Suspicion coiled in Gwen’s gut, tight and snaky. What did Elizabeth want? Was this grief making her soft? Or was there something else—something Gwen was missing? But then she thought of the empty house waiting for her, its rooms silent except for the tick of Albert’s old clock, and that emptiness felt heavier than any doubt. She nodded, her throat tight. “Sure. Cornerstone’s fine.”
As they walked, leaves crunched under their feet, red and gold and crisp. Gwen stole glances at Elizabeth, who stared straight ahead, her jaw set. “You never liked this café,” Gwen said before she could stop herself. It slipped out, a relic of a time when she’d tried to bond—when she’d suggested Cornerstone for Elizabeth’s 18th birthday, only to be told, “It’s too stuffy. I’m going with my friends.”
Elizabeth’s shoulders tensed. “I was 18,” she said, quiet. “I thought I knew everything.” She didn’t elaborate, and Gwen didn’t press. Some wounds were too old to pick at, even now.
Cornerstone Café was tucked between a bookstore and a tailor’s shop, its windows fogged with steam. Inside, the air smelled of freshly baked sourdough and cinnamon rolls, and a jazz piano played softly from a speaker in the corner. They took a booth by the window, the vinyl seats cracked but warm. Gwen ordered tomato soup—Albert’s go-to when she was sick—and Elizabeth asked for a turkey sandwich, “no mayo, extra mustard,” the way Albert had always ordered it. Gwen’s throat tightened.

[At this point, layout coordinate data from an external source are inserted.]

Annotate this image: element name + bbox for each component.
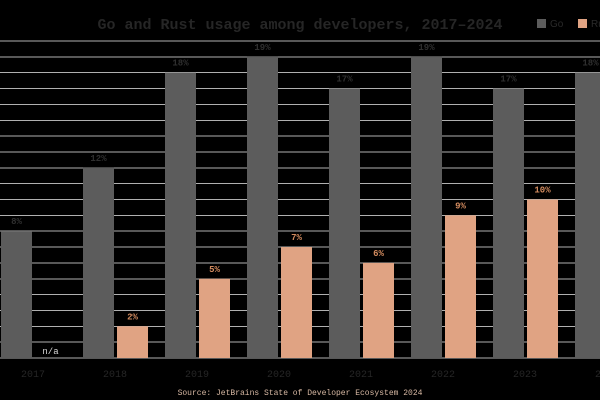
legend: Go Rust: [537, 19, 600, 30]
bar-go: [83, 167, 114, 358]
data-label-go: 19%: [254, 43, 271, 53]
data-label-go: 17%: [500, 75, 517, 85]
data-label-go: 8%: [11, 217, 22, 227]
x-tick-label: 2018: [103, 370, 127, 381]
data-label-go: 17%: [336, 75, 353, 85]
x-tick-labels: 2017 2018 2019 2020 2021 2022 2023 2024: [21, 370, 600, 381]
bar-go: [247, 56, 278, 358]
data-label-rust: 9%: [455, 201, 466, 211]
bar-go: [329, 88, 360, 359]
bar-rust: [117, 326, 148, 358]
x-tick-label: 2023: [513, 370, 537, 381]
bar-go: [493, 88, 524, 359]
data-label-go: 12%: [90, 154, 107, 164]
bar-go: [411, 56, 442, 358]
bar-go: [575, 72, 600, 358]
data-label-rust: 10%: [534, 186, 551, 196]
bar-rust: [199, 278, 230, 358]
data-label-go: 18%: [172, 59, 189, 69]
legend-swatch-rust: [578, 19, 587, 28]
data-label-rust: 2%: [127, 312, 138, 322]
x-tick-label: 2021: [349, 370, 373, 381]
bar-rust: [445, 215, 476, 358]
legend-swatch-go: [537, 19, 546, 28]
data-label-rust-na: n/a: [42, 347, 59, 357]
data-label-go: 18%: [582, 59, 599, 69]
data-label-rust: 6%: [373, 249, 384, 259]
source-note: Source: JetBrains State of Developer Eco…: [178, 389, 423, 398]
x-tick-label: 2020: [267, 370, 291, 381]
x-tick-label: 2024: [595, 370, 600, 381]
bar-rust: [527, 199, 558, 358]
legend-label-go: Go: [550, 19, 564, 30]
legend-label-rust: Rust: [591, 19, 600, 30]
x-tick-label: 2022: [431, 370, 455, 381]
data-labels: 8% n/a 12% 2% 18% 5% 19% 7% 17% 6% 19% 9% 17% 10% 18%: [11, 43, 599, 357]
data-label-go: 19%: [418, 43, 435, 53]
chart-title: Go and Rust usage among developers, 2017…: [97, 17, 502, 34]
bar-go: [1, 231, 32, 358]
data-label-rust: 7%: [291, 233, 302, 243]
x-tick-label: 2017: [21, 370, 45, 381]
bar-rust: [281, 247, 312, 358]
bar-go: [165, 72, 196, 358]
bars: [1, 56, 600, 359]
data-label-rust: 5%: [209, 265, 220, 275]
x-tick-label: 2019: [185, 370, 209, 381]
bar-rust: [363, 262, 394, 358]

Conversation stumbled at first, awkward as a first date. They talked about the weather (“Cold for October, huh?”), about errands (“I need to pick up Dad’s dry cleaning”), about nothing that mattered. Gwen stirred her soup with a spoon, the metal clinking against the bowl, and waited. She knew this lunch had a purpose—Elizabeth didn’t do small talk. Not with her.

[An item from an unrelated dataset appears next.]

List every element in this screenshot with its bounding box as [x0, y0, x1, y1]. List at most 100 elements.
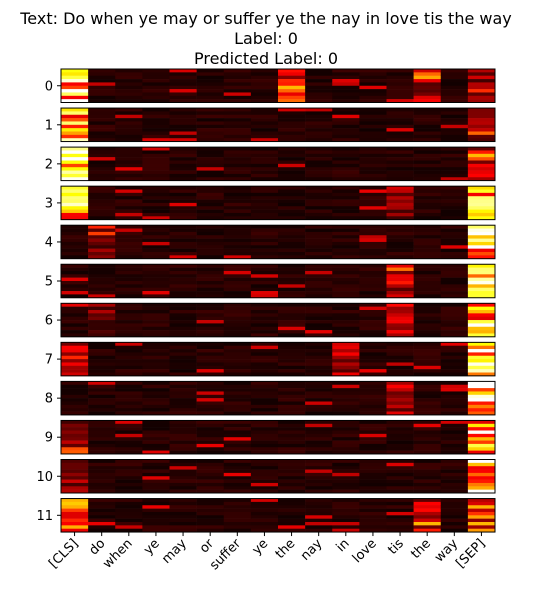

Sure enough, halfway through her sandwich, Elizabeth set it down, her napkin folded neatly beside her plate. “The hotel I booked last night had bedbugs,” she said, and her ears pinkened, like she was embarrassed. “I woke up at 2 a.m. covered in bites. I called every place in town, but everything’s full—funeral season, I guess. The only other option was that motel on Route 10, and… well, you’ve seen it.” She winced. The Route 10 Motel was known for broken windows and drug deals, not comfort.